Airbnb a une réelle part de responsabilité dans la crise du logement

Préoccupation majeure des Français, la difficulté à trouver un logement abordable résulte de multiples facteurs : pénurie de foncier et de logements sociaux, fossé entre l’évolution des revenus et des loyers, prix prohibitifs, lourdeur des procédures, logements vacants, etc. Mais cette crise profonde, aux conséquences politiques évidentes, est aussi alimentée par la ponction massive de logements opérée depuis plusieurs années par les sites de location de courte durée en ligne.

Dans ce secteur, la multinationale américaine Airbnb aux 11 milliards de dollars (9,5 milliards d’euros) de chiffre d’affaires et 2,6 milliards de dollars de bénéfice net en 2024 a su se réserver la part du lion en France, son deuxième marché après les Etats-Unis. Avec de lourdes conséquences sur le secteur de l’immobilier.

Dans le Grand Paris, 30 % des biens présents sur son site servent exclusivement à de l’hébergement de courte durée, privant les candidats au logement d’autant de chances. Au centre de Nice, 70 % des meublés sont détenus par des investisseurs. L’impact est également massif en matière de saturation touristique, de raréfaction des commerces abordables dans certains centres-villes et de vivre-ensemble dans des immeubles livrés aux allées et venues d’usagers éphémères.

Intitulée « L’ogre Airbnb », l’enquête réalisée par Le Monde éclaire d’une lumière crue la façon dont la firme californienne a su profiter de l’exceptionnelle attractivité de la France, de sa tradition de location saisonnière et d’une fiscalité avantageuse, avec la complaisance d’un exécutif sourd aux avertissements sur les dégâts causés par un tel rouleau compresseur. Loin du modèle « sympa » des fondateurs d’Airbnb qui, en 2008, proposaient la location d’un matelas gonflable (airbed) dans leur appartement agrémenté d’un petit déjeuner, le site à l’ergonomie efficace et pratique a non seulement dynamité le marché de la location touristique, mais a aussi encouragé la transformation de résidences principales en logements réservés à la location de courte durée.
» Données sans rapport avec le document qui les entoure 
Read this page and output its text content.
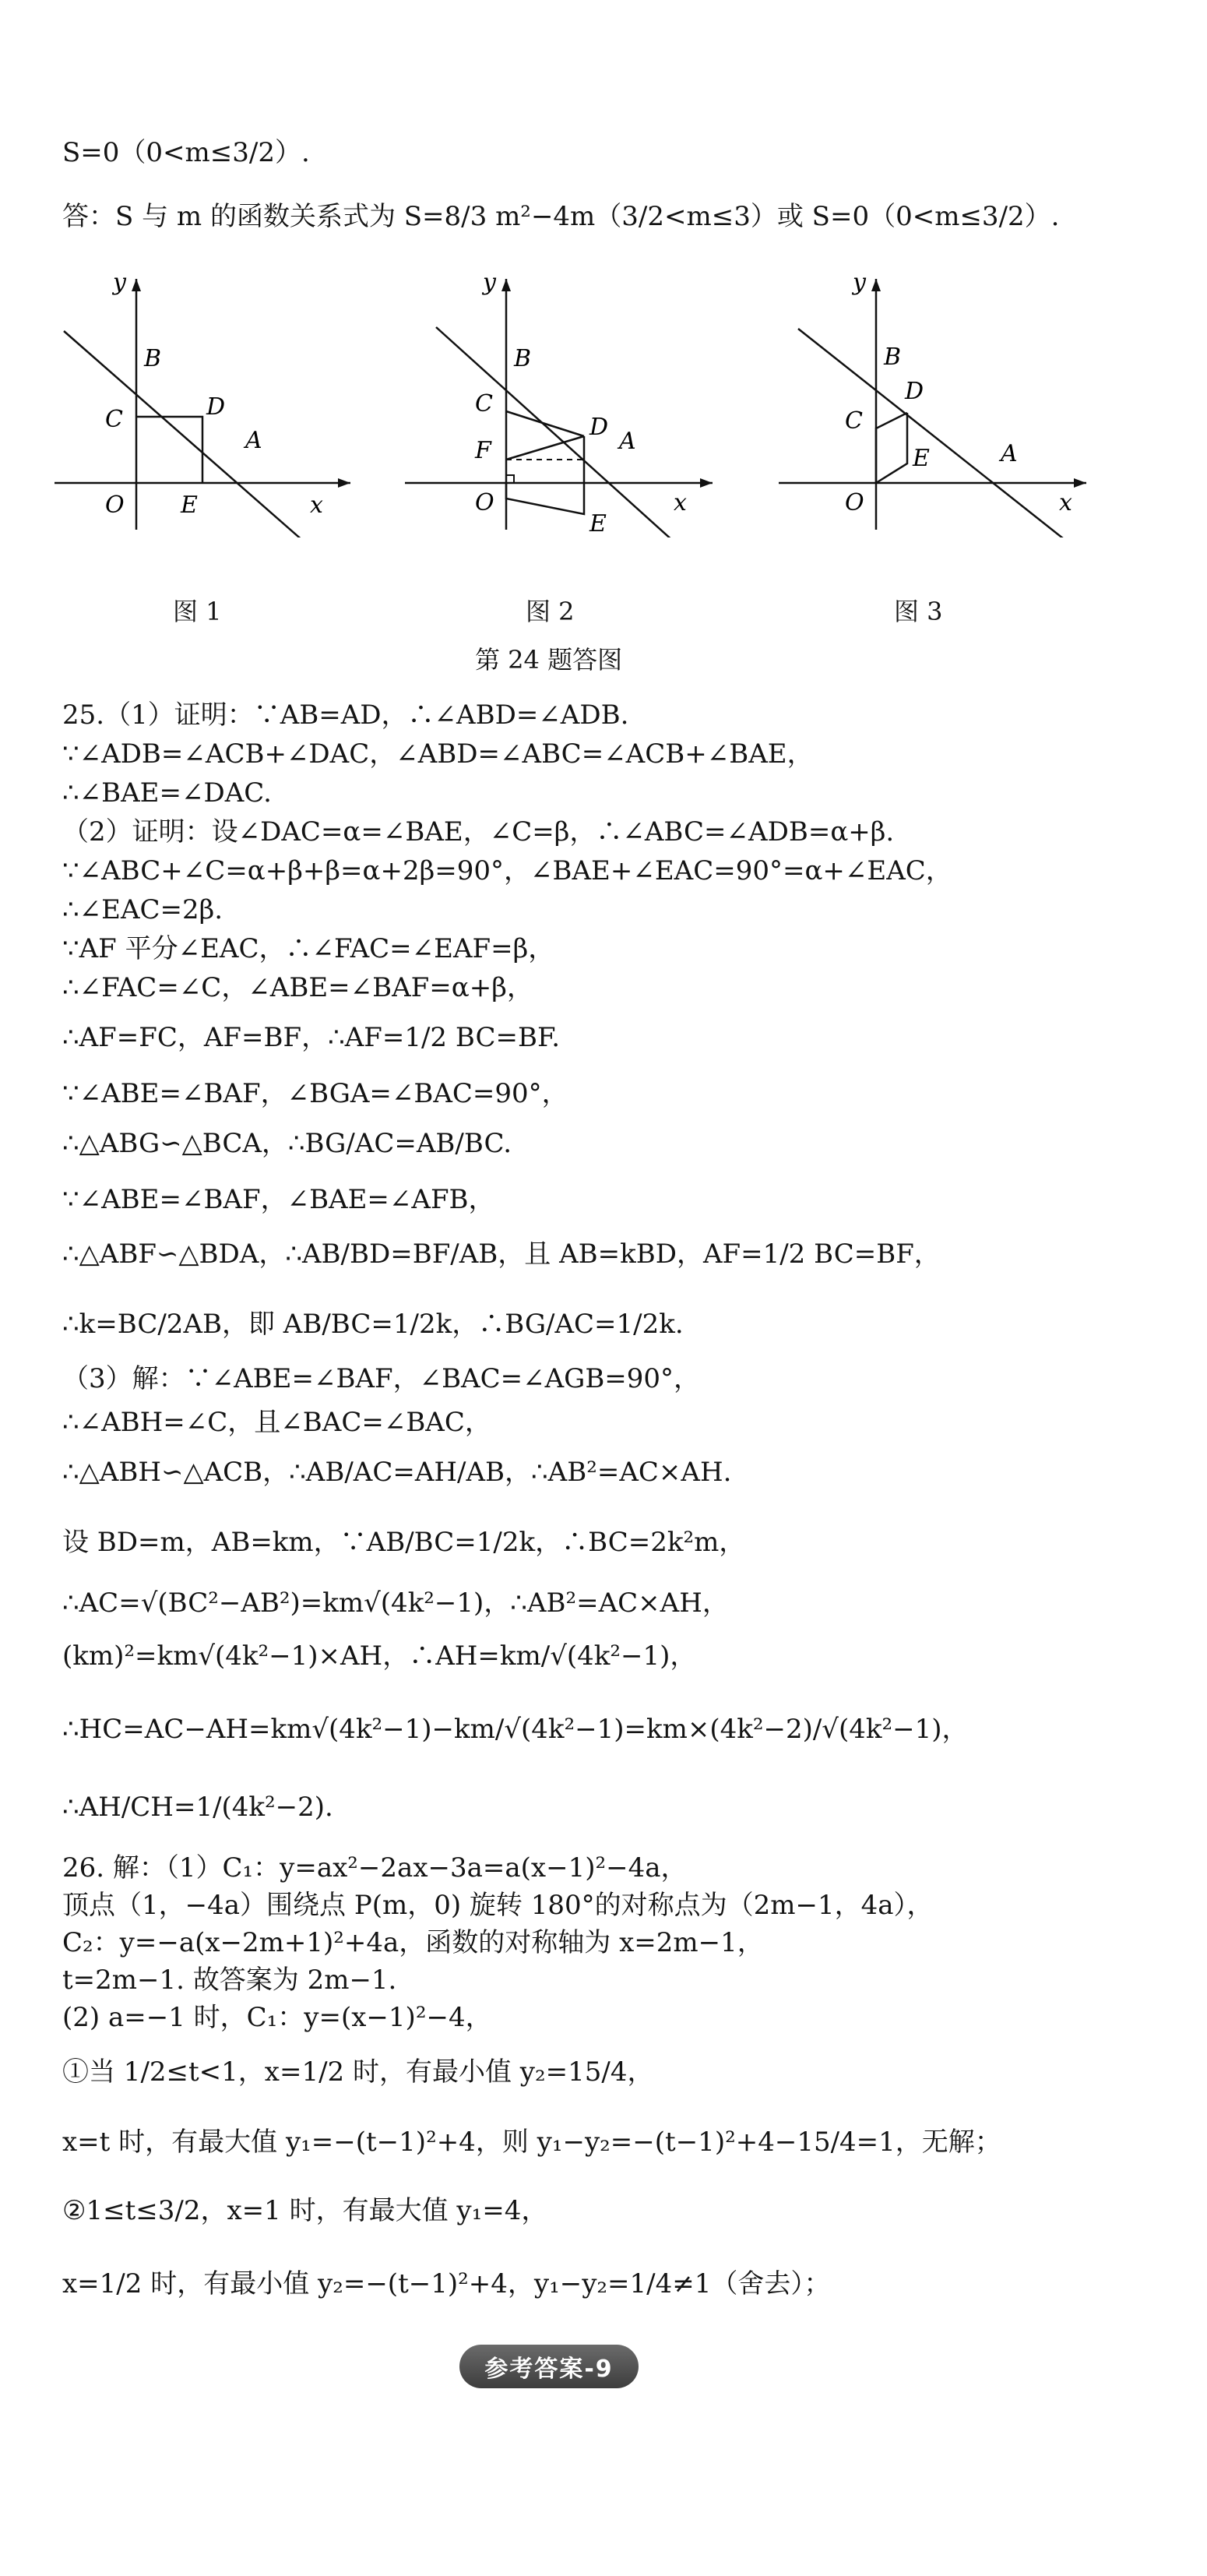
S=0（0<m≤3/2）.
答：S 与 m 的函数关系式为 S=8/3 m²−4m（3/2<m≤3）或 S=0（0<m≤3/2）.
y
B
C	D
A
O E	x
y
B
C
D
F	A
O
E
x
y
B
C
D
E	A
O	x
图 1	图 2	图 3
第 24 题答图
25.（1）证明：∵AB=AD，∴∠ABD=∠ADB.
∵∠ADB=∠ACB+∠DAC，∠ABD=∠ABC=∠ACB+∠BAE，
∴∠BAE=∠DAC.
（2）证明：设∠DAC=α=∠BAE，∠C=β，∴∠ABC=∠ADB=α+β.
∵∠ABC+∠C=α+β+β=α+2β=90°，∠BAE+∠EAC=90°=α+∠EAC，
∴∠EAC=2β.
∵AF 平分∠EAC，∴∠FAC=∠EAF=β，
∴∠FAC=∠C，∠ABE=∠BAF=α+β，
∴AF=FC，AF=BF，∴AF=1/2 BC=BF.
∵∠ABE=∠BAF，∠BGA=∠BAC=90°，
∴△ABG∽△BCA，∴BG/AC=AB/BC.
∵∠ABE=∠BAF，∠BAE=∠AFB，
∴△ABF∽△BDA，∴AB/BD=BF/AB，且 AB=kBD，AF=1/2 BC=BF，
∴k=BC/2AB，即 AB/BC=1/2k，∴BG/AC=1/2k.
（3）解：∵∠ABE=∠BAF，∠BAC=∠AGB=90°，
∴∠ABH=∠C，且∠BAC=∠BAC，
∴△ABH∽△ACB，∴AB/AC=AH/AB，∴AB²=AC×AH.
设 BD=m，AB=km，∵AB/BC=1/2k，∴BC=2k²m，
∴AC=√(BC²−AB²)=km√(4k²−1)，∴AB²=AC×AH，
(km)²=km√(4k²−1)×AH，∴AH=km/√(4k²−1)，
∴HC=AC−AH=km√(4k²−1)−km/√(4k²−1)=km×(4k²−2)/√(4k²−1)，
∴AH/CH=1/(4k²−2).
26. 解：（1）C₁：y=ax²−2ax−3a=a(x−1)²−4a，
顶点（1，−4a）围绕点 P(m，0) 旋转 180°的对称点为（2m−1，4a），
C₂：y=−a(x−2m+1)²+4a，函数的对称轴为 x=2m−1，
t=2m−1. 故答案为 2m−1.
(2) a=−1 时，C₁：y=(x−1)²−4，
①当 1/2≤t<1，x=1/2 时，有最小值 y₂=15/4，
x=t 时，有最大值 y₁=−(t−1)²+4，则 y₁−y₂=−(t−1)²+4−15/4=1，无解；
②1≤t≤3/2，x=1 时，有最大值 y₁=4，
x=1/2 时，有最小值 y₂=−(t−1)²+4，y₁−y₂=1/4≠1（舍去）；
参考答案-9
La progression fulgurante d’Airbnb – plus de 1 million d’annonces en août en France, soit 60 % de plus qu’en 2018 – reflète une mutation spectaculaire du rapport des propriétaires à leur bien, plus seulement un lieu d’habitation ou une rente de long terme, mais une source potentiellement très rentable d’argent facile et de mobilité. Encouragée par l’essor du télétravail, la formule a aussi incité à l’achat de résidences secondaires « amortissables » par le biais de la location de courte durée.

Le secteur a pris une telle ampleur qu’il fait l’objet d’une financiarisation généralisée, où les rencontres humaines encensées au début ont laissé la place aux boîtes à clés et aux conciergeries, à une standardisation des décorations et à l’aigreur de rapports logeurs-logés basés sur les exigences matérielles illimitées de ces derniers et sur l’impitoyable sanction par les « notations ».

Après des années de perméabilité coupable de l’Etat à des lobbyistes d’Airbnb souvent recrutés dans les allées du pouvoir, des parlementaires et des élus de toutes obédiences mènent la bataille, déjà engagée à Barcelone ou à New York, pour réglementer des pratiques qui asphyxient la vie locale et désespèrent les candidats au logement. La loi adoptée à l’automne 2024 est un premier pas prometteur. Mais les contrôles restent insuffisants et la fiscalité s’appliquant aux Airbnb demeure avantageuse. Les effets d’une régulation du marché de l’immobilier de courte durée ne pourront se faire sentir qu’à terme. Raison de plus pour engager le débat et avancer au plus vite sur cette voie.